There are still some open questions and considerations that need research with this design:

  1. It’s possible for a host to abuse if it cancels its maintenance window to a time that is very close to its start. How should we penalize it?
  2. Related to question 2, how should we penalize a host that cancels its maintenance window shortly after it began?
  3. What should be the cooldown period between maintenance windows?
  4. How many windows should be allowed per host during an epoch?
  5. What is an acceptable maximum timestamp for maintenance, before the host is considered gone?

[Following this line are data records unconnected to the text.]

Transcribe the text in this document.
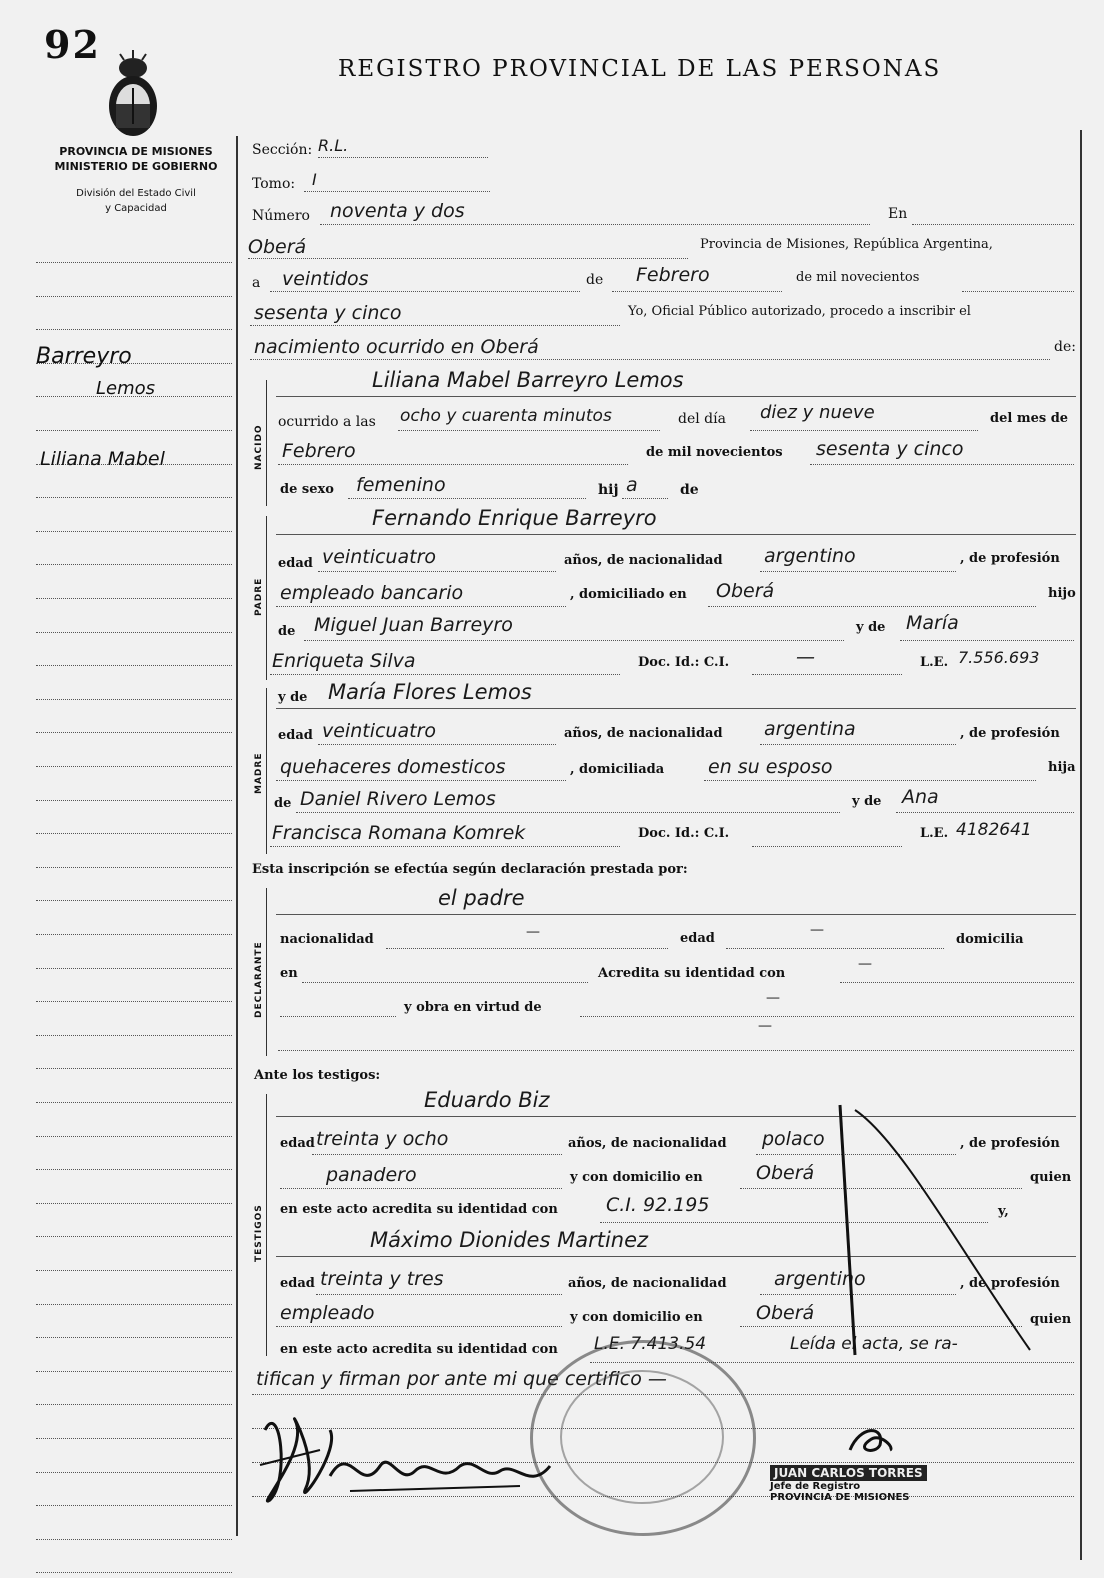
92
REGISTRO PROVINCIAL DE LAS PERSONAS
PROVINCIA DE MISIONES
MINISTERIO DE GOBIERNO
División del Estado Civil
y Capacidad
Barreyro
Lemos
Liliana Mabel
Sección: R.L.
Tomo: I
Número noventa y dos	En
Oberá	Provincia de Misiones, República Argentina,
a veintidos	de Febrero	de mil novecientos
sesenta y cinco	Yo, Oficial Público autorizado, procedo a inscribir el
nacimiento ocurrido en Oberá	de:
NACIDO
Liliana Mabel Barreyro Lemos
ocurrido a las ocho y cuarenta minutos	del día diez y nueve	del mes de
Febrero	de mil novecientos sesenta y cinco
de sexo femenino	hij a	de
PADRE
Fernando Enrique Barreyro
edad veinticuatro	años, de nacionalidad argentino	, de profesión
empleado bancario	, domiciliado en Oberá	hijo
de Miguel Juan Barreyro	y de María
Enriqueta Silva	Doc. Id.: C.I.	—	L.E. 7.556.693
MADRE
y de María Flores Lemos
edad veinticuatro	años, de nacionalidad argentina	, de profesión
quehaceres domesticos	, domiciliada en su esposo	hija
de Daniel Rivero Lemos	y de Ana
Francisca Romana Komrek	Doc. Id.: C.I.	L.E. 4182641
Esta inscripción se efectúa según declaración prestada por:
DECLARANTE
el padre
nacionalidad	—	edad
—
domicilia
en	Acredita su identidad con
—
y obra en virtud de
—
—
Ante los testigos:
TESTIGOS
Eduardo Biz
edad treinta y ocho	años, de nacionalidad polaco	, de profesión
panadero	y con domicilio en	Oberá	quien
en este acto acredita su identidad con	C.I. 92.195	y,
Máximo Dionides Martinez
edad treinta y tres	años, de nacionalidad argentino	, de profesión
empleado	y con domicilio en	Oberá	quien
en este acto acredita su identidad con L.E. 7.413.54	Leída el acta, se ra-
tifican y firman por ante mi que certifico —
JUAN CARLOS TORRES
Jefe de Registro
PROVINCIA DE MISIONES
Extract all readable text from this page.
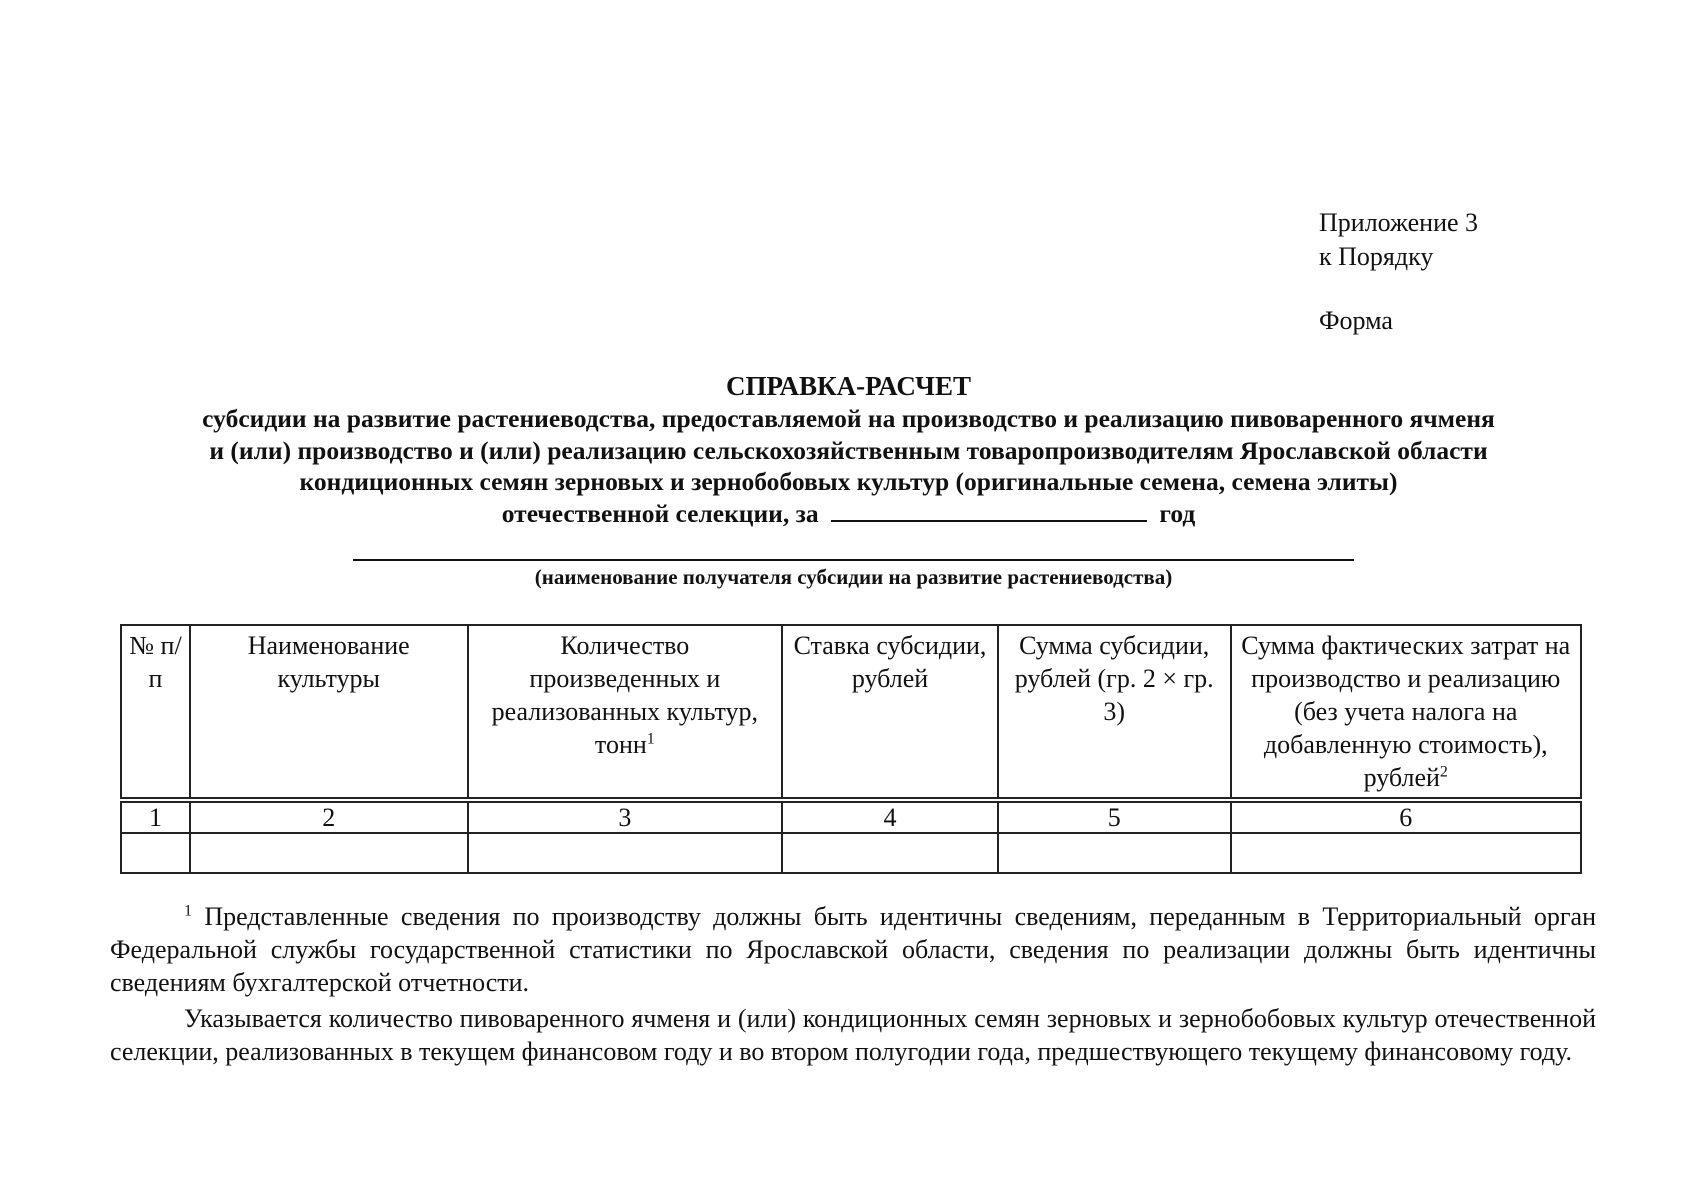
Приложение 3
к Порядку
Форма
СПРАВКА-РАСЧЕТ
субсидии на развитие растениеводства, предоставляемой на производство и реализацию пивоваренного ячменя
и (или) производство и (или) реализацию сельскохозяйственным товаропроизводителям Ярославской области
кондиционных семян зерновых и зернобобовых культур (оригинальные семена, семена элиты)
отечественной селекции, за	год
(наименование получателя субсидии на развитие растениеводства)
№ п/п	Наименование культуры	Количество произведенных и реализованных культур, тонн$^1$	Ставка субсидии, рублей	Сумма субсидии, рублей (гр. 2 × гр. 3)	Сумма фактических затрат на производство и реализацию (без учета налога на добавленную стоимость), рублей$^2$

1	2	3	4	5	6

$^1$ Представленные сведения по производству должны быть идентичны сведениям, переданным в Территориальный орган Федеральной службы государственной статистики по Ярославской области, сведения по реализации должны быть идентичны сведениям бухгалтерской отчетности.

Указывается количество пивоваренного ячменя и (или) кондиционных семян зерновых и зернобобовых культур отечественной селекции, реализованных в текущем финансовом году и во втором полугодии года, предшествующего текущему финансовому году.
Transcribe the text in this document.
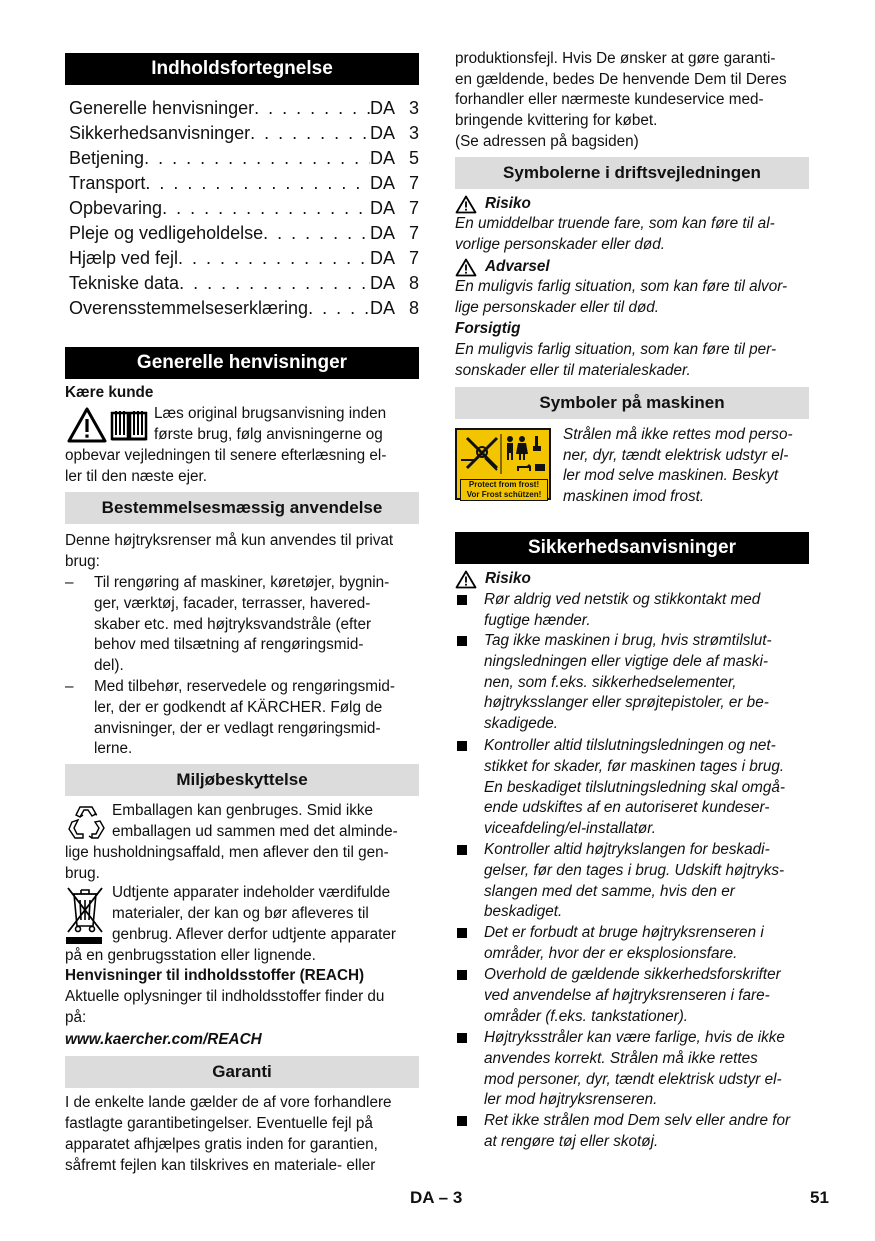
Indholdsfortegnelse
Generelle henvisninger . . .	DA 3
Sikkerhedsanvisninger . . .	DA 3
Betjening . . .	DA 5
Transport . . .	DA 7
Opbevaring . . .	DA 7
Pleje og vedligeholdelse . . .	DA 7
Hjælp ved fejl . . .	DA 7
Tekniske data . . .	DA 8
Overensstemmelseserklæring . . .	DA 8
Generelle henvisninger
Kære kunde
Læs original brugsanvisning inden
første brug, følg anvisningerne og
opbevar vejledningen til senere efterlæsning el-
ler til den næste ejer.
Bestemmelsesmæssig anvendelse
Denne højtryksrenser må kun anvendes til privat
brug:
– Til rengøring af maskiner, køretøjer, bygnin-
ger, værktøj, facader, terrasser, havered-
skaber etc. med højtryksvandstråle (efter
behov med tilsætning af rengøringsmid-
del).
– Med tilbehør, reservedele og rengøringsmid-
ler, der er godkendt af KÄRCHER. Følg de
anvisninger, der er vedlagt rengøringsmid-
lerne.
Miljøbeskyttelse
Emballagen kan genbruges. Smid ikke
emballagen ud sammen med det alminde-
lige husholdningsaffald, men aflever den til gen-
brug.
Udtjente apparater indeholder værdifulde
materialer, der kan og bør afleveres til
genbrug. Aflever derfor udtjente apparater
på en genbrugsstation eller lignende.
Henvisninger til indholdsstoffer (REACH)
Aktuelle oplysninger til indholdsstoffer finder du
på:
www.kaercher.com/REACH
Garanti
I de enkelte lande gælder de af vore forhandlere
fastlagte garantibetingelser. Eventuelle fejl på
apparatet afhjælpes gratis inden for garantien,
såfremt fejlen kan tilskrives en materiale- eller
produktionsfejl. Hvis De ønsker at gøre garanti-
en gældende, bedes De henvende Dem til Deres
forhandler eller nærmeste kundeservice med-
bringende kvittering for købet.
(Se adressen på bagsiden)
Symbolerne i driftsvejledningen
Risiko
En umiddelbar truende fare, som kan føre til al-
vorlige personskader eller død.
Advarsel
En muligvis farlig situation, som kan føre til alvor-
lige personskader eller til død.
Forsigtig
En muligvis farlig situation, som kan føre til per-
sonskader eller til materialeskader.
Symboler på maskinen
Protect from frost!
Vor Frost schützen!
Strålen må ikke rettes mod perso-
ner, dyr, tændt elektrisk udstyr el-
ler mod selve maskinen. Beskyt
maskinen imod frost.
Sikkerhedsanvisninger
Risiko
Rør aldrig ved netstik og stikkontakt med
fugtige hænder.
Tag ikke maskinen i brug, hvis strømtilslut-
ningsledningen eller vigtige dele af maski-
nen, som f.eks. sikkerhedselementer,
højtryksslanger eller sprøjtepistoler, er be-
skadigede.
Kontroller altid tilslutningsledningen og net-
stikket for skader, før maskinen tages i brug.
En beskadiget tilslutningsledning skal omgå-
ende udskiftes af en autoriseret kundeser-
viceafdeling/el-installatør.
Kontroller altid højtrykslangen for beskadi-
gelser, før den tages i brug. Udskift højtryks-
slangen med det samme, hvis den er
beskadiget.
Det er forbudt at bruge højtryksrenseren i
områder, hvor der er eksplosionsfare.
Overhold de gældende sikkerhedsforskrifter
ved anvendelse af højtryksrenseren i fare-
områder (f.eks. tankstationer).
Højtryksstråler kan være farlige, hvis de ikke
anvendes korrekt. Strålen må ikke rettes
mod personer, dyr, tændt elektrisk udstyr el-
ler mod højtryksrenseren.
Ret ikke strålen mod Dem selv eller andre for
at rengøre tøj eller skotøj.
DA – 3	51
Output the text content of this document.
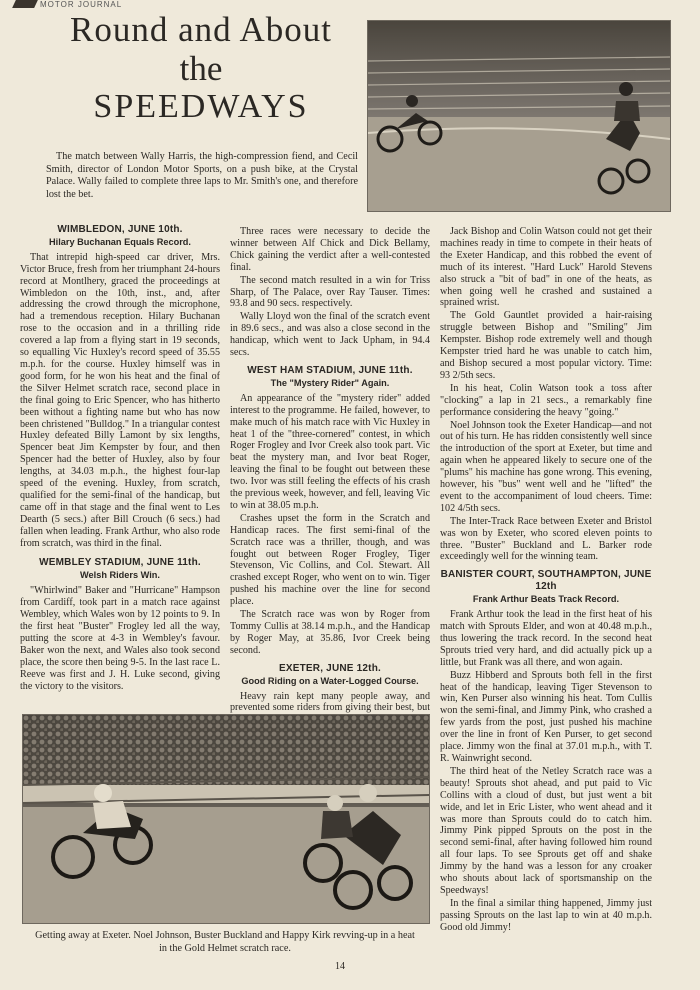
MOTOR JOURNAL
Round and About
the
SPEEDWAYS
The match between Wally Harris, the high-compression fiend, and Cecil Smith, director of London Motor Sports, on a push bike, at the Crystal Palace. Wally failed to complete three laps to Mr. Smith's one, and therefore lost the bet.
WIMBLEDON, JUNE 10th.
Hilary Buchanan Equals Record.

That intrepid high-speed car driver, Mrs. Victor Bruce, fresh from her triumphant 24-hours record at Montlhery, graced the proceedings at Wimbledon on the 10th, inst., and, after addressing the crowd through the microphone, had a tremendous reception. Hilary Buchanan rose to the occasion and in a thrilling ride covered a lap from a flying start in 19 seconds, so equalling Vic Huxley's record speed of 35.55 m.p.h. for the course. Huxley himself was in good form, for he won his heat and the final of the Silver Helmet scratch race, second place in the final going to Eric Spencer, who has hitherto been without a fighting name but who has now been christened "Bulldog." In a triangular contest Huxley defeated Billy Lamont by six lengths, Spencer beat Jim Kempster by four, and then Spencer had the better of Huxley, also by four lengths, at 34.03 m.p.h., the highest four-lap speed of the evening. Huxley, from scratch, qualified for the semi-final of the handicap, but came off in that stage and the final went to Les Dearth (5 secs.) after Bill Crouch (6 secs.) had fallen when leading. Frank Arthur, who also rode from scratch, was third in the final.

WEMBLEY STADIUM, JUNE 11th.
Welsh Riders Win.

"Whirlwind" Baker and "Hurricane" Hampson from Cardiff, took part in a match race against Wembley, which Wales won by 12 points to 9. In the first heat "Buster" Frogley led all the way, putting the score at 4-3 in Wembley's favour. Baker won the next, and Wales also took second place, the score then being 9-5. In the last race L. Reeve was first and J. H. Luke second, giving the victory to the visitors.

Three races were necessary to decide the winner between Alf Chick and Dick Bellamy, Chick gaining the verdict after a well-contested final.

The second match resulted in a win for Triss Sharp, of The Palace, over Ray Tauser. Times: 93.8 and 90 secs. respectively.

Wally Lloyd won the final of the scratch event in 89.6 secs., and was also a close second in the handicap, which went to Jack Upham, in 94.4 secs.

WEST HAM STADIUM, JUNE 11th.
The "Mystery Rider" Again.

An appearance of the "mystery rider" added interest to the programme. He failed, however, to make much of his match race with Vic Huxley in heat 1 of the "three-cornered" contest, in which Roger Frogley and Ivor Creek also took part. Vic beat the mystery man, and Ivor beat Roger, leaving the final to be fought out between these two. Ivor was still feeling the effects of his crash the previous week, however, and fell, leaving Vic to win at 38.05 m.p.h.

Crashes upset the form in the Scratch and Handicap races. The first semi-final of the Scratch race was a thriller, though, and was fought out between Roger Frogley, Tiger Stevenson, Vic Collins, and Col. Stewart. All crashed except Roger, who went on to win. Tiger pushed his machine over the line for second place.

The Scratch race was won by Roger from Tommy Cullis at 38.14 m.p.h., and the Handicap by Roger May, at 35.86, Ivor Creek being second.

EXETER, JUNE 12th.
Good Riding on a Water-Logged Course.

Heavy rain kept many people away, and prevented some riders from giving their best, but

Jack Bishop and Colin Watson could not get their machines ready in time to compete in their heats of the Exeter Handicap, and this robbed the event of much of its interest. "Hard Luck" Harold Stevens also struck a "bit of bad" in one of the heats, as when going well he crashed and sustained a sprained wrist.

The Gold Gauntlet provided a hair-raising struggle between Bishop and "Smiling" Jim Kempster. Bishop rode extremely well and though Kempster tried hard he was unable to catch him, and Bishop secured a most popular victory. Time: 93 2/5th secs.

In his heat, Colin Watson took a toss after "clocking" a lap in 21 secs., a remarkably fine performance considering the heavy "going."

Noel Johnson took the Exeter Handicap—and not out of his turn. He has ridden consistently well since the introduction of the sport at Exeter, but time and again when he appeared likely to secure one of the "plums" his machine has gone wrong. This evening, however, his "bus" went well and he "lifted" the event to the accompaniment of loud cheers. Time: 102 4/5th secs.

The Inter-Track Race between Exeter and Bristol was won by Exeter, who scored eleven points to three. "Buster" Buckland and L. Barker rode exceedingly well for the winning team.

BANISTER COURT, SOUTHAMPTON, JUNE 12th
Frank Arthur Beats Track Record.

Frank Arthur took the lead in the first heat of his match with Sprouts Elder, and won at 40.48 m.p.h., thus lowering the track record. In the second heat Sprouts tried very hard, and did actually pick up a little, but Frank was all there, and won again.

Buzz Hibberd and Sprouts both fell in the first heat of the handicap, leaving Tiger Stevenson to win, Ken Purser also winning his heat. Tom Cullis won the semi-final, and Jimmy Pink, who crashed a few yards from the post, just pushed his machine over the line in front of Ken Purser, to get second place. Jimmy won the final at 37.01 m.p.h., with T. R. Wainwright second.

The third heat of the Netley Scratch race was a beauty! Sprouts shot ahead, and put paid to Vic Collins with a cloud of dust, but just went a bit wide, and let in Eric Lister, who went ahead and it was more than Sprouts could do to catch him. Jimmy Pink pipped Sprouts on the post in the second semi-final, after having followed him round all four laps. To see Sprouts get off and shake Jimmy by the hand was a lesson for any croaker who shouts about lack of sportsmanship on the Speedways!

In the final a similar thing happened, Jimmy just passing Sprouts on the last lap to win at 40 m.p.h. Good old Jimmy!

Getting away at Exeter. Noel Johnson, Buster Buckland and Happy Kirk revving-up in a heat in the Gold Helmet scratch race.
14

We would like to offer a team to refine the idea and design and begin work on this project. A tentative plan for the team should look like the following:

  1. First research and improve the design. Iron all possible open questions, think how to prevent abuse of this mechanism and slash for detected attempts, architect the possible design for the messages, consider the possible changes for the devshards, etc..
  2. Implement the design decided during the first step, simultaneously adding tests following the best practices for testing and documentation.
  3. Write integration tests using testermint, testing the happy paths and unhappy paths, including tests of hosts trying to cheat the system.
  4. Clearly document how to hand this feature to the community and the Gonka team.
  5. [Optional] Provide continuous support and maintenance for this feature.

💬 Комментарии (1)

Комментарий 1 — @patimen

2026-06-09 16:21 UTC

We have an implementation of this feature already out for review and testing: https://github.com/gonka-ai/gonka/pull/998

↳ Ответ от @heitor-lassarote · 2026-06-09 16:54 UTC

I see, thank you for bringing this to my attention. I'll close this discussion, then.